Jordi è la forma catalana di Jorge, e pochi nomi sono così identitari. Deriva dal greco Geórgios, 'colui che lavora la terra', ma la sua anima è legata alla leggenda di San Giorgio, il cavaliere che sconfisse il drago. La tradizione racconta che dal sangue del drago spuntò un roseto di rose rosse, e che il santo ne offrì una alla principessa.
Il 23 aprile, giorno di San Giorgio, è la grande festa della Catalogna: le strade si riempiono di bancarelle di rose e libri, in una celebrazione dell'amore e della cultura che coincide con la Giornata del Libro. Questa giornata trasforma Jordi in un nome profondamente radicato, quasi un emblema.
Lo hanno portato con splendore il musicista Jordi Savall, il calciatore Jordi Alba o l'attore Jordi Mollà. Oggi Jordi suona vicino, caldo e con carattere, un nome dalle radici salde e orgoglio di terra.
Jordi porta la terra nel nome e nel carattere. La sua etimologia — 'colui che lavora la terra' — e la sua condizione di emblema catalano gli conferiscono un tratto dominante chiarissimo: la lealtà, altissima, quella di chi ha radici salde e non le lascia andare. Un Jordi è fedele al suo popolo, alla sua terra, ai suoi principi; sa da dove viene e gli piace che si noti. C'è in lui un orgoglio tranquillo di appartenenza che si traduce in impegno e parola data.
Dal santo cavaliere eredita un fondo coraggioso e protettivo: energia notevole, buona indipendenza e volontà di piantare i piedi di fronte ai draghi che lo toccheranno, siano letterali o quotidiani. Ma non è un guerriero solitario; la sua numerologia indica un 2 di legame, e questo lo umanizza: Jordi funziona in squadra, si prende cura delle relazioni e celebra — come la sua stessa festa — l'amore e la cultura. Il fatto che il suo giorno si festeggi offrendo rose e libri dice molto: è un nome che unisce coraggio e sensibilità, spada e verso.
Socievole e dal umore vicino, piace senza cercarlo. Ha i piedi per terra — stabilità solida — e un gusto per il fatto bene, per l'autentico, per il di sempre. Non è dei grandi gesti né di chi ha bisogno di essere al centro dell'attenzione: preferisce l'apprezzamento sincero dei suoi.
Il suo rovescio: questa fedeltà al proprio può trasformarsi in testardaggine, e l'innestamento, una certa resistenza verso l'estraneo o nel cambiare opinione. Quando un Jordi si chiude, è difficile spostarlo. Ma quando si apre, è l'amico entrañable, quello che arriva con la rosa e il libro, che difende i suoi con la lealtà di un cavaliere di leggenda.

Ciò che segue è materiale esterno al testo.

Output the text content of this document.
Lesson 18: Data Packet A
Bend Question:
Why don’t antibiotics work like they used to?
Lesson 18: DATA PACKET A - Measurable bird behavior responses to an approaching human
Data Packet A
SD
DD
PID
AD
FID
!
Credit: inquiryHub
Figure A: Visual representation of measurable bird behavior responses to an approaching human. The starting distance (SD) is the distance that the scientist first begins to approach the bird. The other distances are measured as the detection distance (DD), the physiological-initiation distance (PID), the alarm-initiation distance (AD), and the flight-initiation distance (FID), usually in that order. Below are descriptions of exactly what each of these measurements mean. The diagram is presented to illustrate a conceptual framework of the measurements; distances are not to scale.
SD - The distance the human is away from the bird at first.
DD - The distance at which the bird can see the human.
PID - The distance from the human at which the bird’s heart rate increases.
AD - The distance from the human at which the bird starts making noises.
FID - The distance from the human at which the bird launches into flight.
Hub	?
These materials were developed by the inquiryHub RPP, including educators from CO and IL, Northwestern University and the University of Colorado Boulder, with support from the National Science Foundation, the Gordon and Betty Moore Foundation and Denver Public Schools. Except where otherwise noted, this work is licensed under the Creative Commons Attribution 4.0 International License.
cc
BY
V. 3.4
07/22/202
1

Ritratto giocoso, da prendere con il sorriso.
Jordi non gioca all'amore; lo coltiva. Con questa radice greca che lo definisce come contadino della terra, il suo modo di amare è viscerale, terreno e profondamente onesto. Non cerca fiori di plastica né promesse effimere; vuole innestarsi nel suolo fertile di una connessione reale. La sua seduzione non è un ballo in salotto, è il lavoro duro della terra: paziente, costante, con le mani sporche di verità. Si sente attratto dall'autenticità, da quella forza silenziosa che non ha bisogno di gridare per imporsi. Nell'intimità, è sensibile ma non volgare, poiché capisce che il piacere, come la coltivazione, richiede tempo e rispetto. Ciò che realmente lo esaurisce è la superficialità, la mancanza di sostanza, le relazioni che sono solo aria. Jordi ha bisogno di un compagno di lavoro, qualcuno che non tema la pioggia né la siccità. Quando ama, lo fa con la dedizione di chi sa che il raccolto dipende dalla cura quotidiana. È un amore che si costruisce con mani forti e cuore aperto, cercando un frutto condiviso, non una vittoria solitaria.
È la forma catalana di Jorge: 'colui che lavora la terra', dal greco Geórgios.
Il 23 aprile, festa della Catalogna in cui si offrono rose e libri.
Sì, Jordi è l'equivalente catalano di Jorge (George in inglese, Georges in francese).
La rosa viene dalla leggenda del drago; i libri, perché il 23 aprile coincide con la Giornata del Libro.
È molto identitario della Catalogna, sebbene sia conosciuto e apprezzato in tutta la Spagna.